Engineering Contradictions & Design Principles
Engineering Contradiction Analysis
1Loss of information
If human agents make decisions based on personal observation and episodic knowledge, then decision-making can be performed without additional data collection, but knowledge cannot be shared among agents and decision quality is limited
Solution Approach 1:
The patent creates a centralized knowledge base that copies and stores remediation process data from multiple sources. This centralized repository can be accessed by all agents, eliminating the need for each agent to rely solely on personal observation while enabling knowledge sharing across the entire organization.
Solution Approach 2:
The patent introduces a centralized data collection system and knowledge base as an intermediary between individual agents and the remediation processes they perform.

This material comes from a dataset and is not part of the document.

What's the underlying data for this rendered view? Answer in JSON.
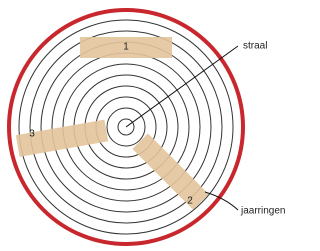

This intermediary collects, stores, and distributes information, allowing agents to access shared knowledge without directly interacting with each other or duplicating data collection efforts.
2Measurement precision
If multiple candidate remediation processes are evaluated using multiple criteria, then more informed decisions can be made, but the complexity of evaluating and comparing processes increases
Solution Approach 1:
The patent transforms multiple evaluation criteria (simplicity, risk, effectiveness, speed, scope of change, cost) into standardized quantitative parameters with consistent scales. This allows for systematic comparison of candidate processes across all criteria while maintaining evaluation precision, as each process is assessed against the same parameter framework.
Solution Approach 2:
The patent divides the complex evaluation process into separate, manageable components. Each remediation process is evaluated independently against multiple criteria, with results stored and then compared systematically. This segmentation allows agents to handle complex multi-criteria evaluation by breaking it down into individual attribute assessments that can be processed and compared separately.
3Productivity
If comprehensive data about remediation processes is collected and analyzed, then better selection decisions can be made, but the time and resources required for data processing increase
Solution Approach 1:
The patent collects and processes remediation process data in advance, storing it in a centralized knowledge base before it is needed for decision-making. By performing data collection and preliminary analysis beforehand, the system eliminates the need for time-consuming data gathering during actual remediation situations, thus improving response time while maintaining comprehensive data analysis.
Data Source
AI summary
A method (which can be computer implemented) for assisted remediation of at least one problem with a computer system includes the steps of obtaining data from the computer system, the data being indicative of the at least one problem; hypothesizing at least a first candidate remediation process for the problem from among a plurality of annotated remediation process descriptions, based at least in part on the data; associating at least a first attribute with the at least first candidate remediation process; and facilitating presentation of the at least first candidate remediation process with the associated attribute to a remediation agent.